Why is this necessary
Let’s face it: The majority of the things we’ve built will outlive us for a ridiculous length of time. Our monuments, furniture, buildings, and fixtures are all designed with longevity in mind, but not accounting for decay. This is fine when these things will always be needed and can always be maintained, but time has shown us that isn’t always the case.
There are many reasons why we throw or abandon things. Maybe they aren’t stable enough, or something better comes along. Perhaps a natural disaster or some other catastrophic even justifies us leaving them. But most of the time we do so because we just don’t want them anymore — and that poses a problem when it comes to disposal.
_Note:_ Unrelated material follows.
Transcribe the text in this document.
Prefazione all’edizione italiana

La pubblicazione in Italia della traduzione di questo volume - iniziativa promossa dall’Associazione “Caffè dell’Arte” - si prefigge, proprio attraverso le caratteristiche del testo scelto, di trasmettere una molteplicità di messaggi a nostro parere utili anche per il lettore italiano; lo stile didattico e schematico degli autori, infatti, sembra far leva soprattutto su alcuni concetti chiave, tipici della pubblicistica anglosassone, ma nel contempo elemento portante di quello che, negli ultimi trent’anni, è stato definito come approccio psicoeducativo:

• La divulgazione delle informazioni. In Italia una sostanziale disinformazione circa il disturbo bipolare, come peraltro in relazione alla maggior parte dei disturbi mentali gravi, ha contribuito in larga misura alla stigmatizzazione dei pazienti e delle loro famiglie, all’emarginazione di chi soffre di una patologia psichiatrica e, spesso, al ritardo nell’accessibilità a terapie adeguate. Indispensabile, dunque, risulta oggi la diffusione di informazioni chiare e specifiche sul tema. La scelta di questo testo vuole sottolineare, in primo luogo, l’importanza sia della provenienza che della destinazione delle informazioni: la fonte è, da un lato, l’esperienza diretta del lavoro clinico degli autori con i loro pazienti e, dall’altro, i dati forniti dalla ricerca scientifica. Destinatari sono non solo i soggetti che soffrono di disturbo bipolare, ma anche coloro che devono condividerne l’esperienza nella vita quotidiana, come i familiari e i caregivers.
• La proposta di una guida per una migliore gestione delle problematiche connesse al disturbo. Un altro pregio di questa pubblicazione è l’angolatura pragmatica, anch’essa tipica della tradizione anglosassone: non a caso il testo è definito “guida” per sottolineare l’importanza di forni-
Why disposal can be so difficult
For all the troubles we have when it comes to building things, tearing them down can be far more difficult. There are hazards involved in improper disposal and disassembly of any fixture: fine grain pollution, possible damage to other people and the environment, and lack of a processing facility for the leftover materials are a few examples. Ultimately, this leads to a situation where the waste material that we have outnumbers the building materials that we can use.
What can be done
It’s up to us to find an alternative method of making sure our waste doesn’t last, and that’s where biodegradable building materials come in. Instead of going through all the trouble to sort, process, and recycle the waste left behind by building demolition or furniture remains, it’s easier to just build them for decay.
Biodegradable housing allows us to build without guilt, using materials that are not only locally sourced but will return to their original state long after their use is over. It’s a way for us to balance our need to build things without sacrificing the need for proper disposal. It gives us plenty of ways to live a sustainable lifestyle in the future.
Before, this type of philosophy would have been impossible due to the technological limits with our tools and materials. Now, with a greater understanding of what we can work with and what happens to those materials once they’re no longer needed opens a vast possibility of options for environmentally-friendly housing, furniture, and structures.
We have built entire societies around the assumption that they should last forever when in reality, nothing really does. Understanding this fact and creating better tools and materials to cope with this is key to building a more sustainable future for ourselves and this planet.